Я приблизился к жене и несильно сжал ее тонкие предплечья.
- Я тебя принял женой. Только это важно для меня. Защита и забота. Я тебе это перед Единым обещал. А по времени хочу и полюбить тебя всем сердцем, - говорю глядя ей в глаза.
Она едва шипит и ведет рукой. - Неужто силу не рассчитал? Быстро отнимаю руки.

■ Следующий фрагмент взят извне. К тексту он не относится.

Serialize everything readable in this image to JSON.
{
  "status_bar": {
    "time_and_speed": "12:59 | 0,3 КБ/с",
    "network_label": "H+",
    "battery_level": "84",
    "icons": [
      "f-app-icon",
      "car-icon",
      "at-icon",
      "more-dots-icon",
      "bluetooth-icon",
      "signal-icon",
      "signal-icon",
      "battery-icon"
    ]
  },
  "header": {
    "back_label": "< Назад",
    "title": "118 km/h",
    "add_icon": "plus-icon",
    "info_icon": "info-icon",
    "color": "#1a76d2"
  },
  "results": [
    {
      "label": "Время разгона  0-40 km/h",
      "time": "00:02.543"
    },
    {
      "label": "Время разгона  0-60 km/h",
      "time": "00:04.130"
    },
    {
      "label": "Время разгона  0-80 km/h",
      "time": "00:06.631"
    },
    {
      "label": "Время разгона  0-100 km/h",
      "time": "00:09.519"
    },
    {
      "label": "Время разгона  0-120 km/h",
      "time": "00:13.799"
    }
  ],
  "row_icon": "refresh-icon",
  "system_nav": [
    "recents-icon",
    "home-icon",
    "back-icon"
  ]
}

- Просто там рана еще болит, - разъясняет она.
Я словно прозрел. Лясы тут точу, а жена на улице после ранения и темницы. Хорош муж!
- Идем посидишь в повозке, я быстро. - Аккуратно подталкиваю ее, не слушая возражений.
Сполоснув руки в корыте перед домом, мы, наконец, вошли в горницу. Попривествовав хозяина, наскоро поели, и я повел жену в баню, прихватив мыло, отрез ткани обтереться, лечебную мазь и одежду, что нашла Ариса.
- Я посижу в предбаннике, пока ты обмоешься, но потом мне нужно осмотреть твои раны, - твердо говорю я.
- В этом нет нужды, лекарь хорошо заботился обо мне, просто раны были глубокие, и нужно время, чтобы они перестали тревожить.
- Где ты была ранена? Я должен знать, - спрашиваю чуть мягче.
- Вот здесь и здесь, - показывает она на руку и ногу.
- Больше нигде?
- Еще ребро болело, но раны не было, и теперь не болит.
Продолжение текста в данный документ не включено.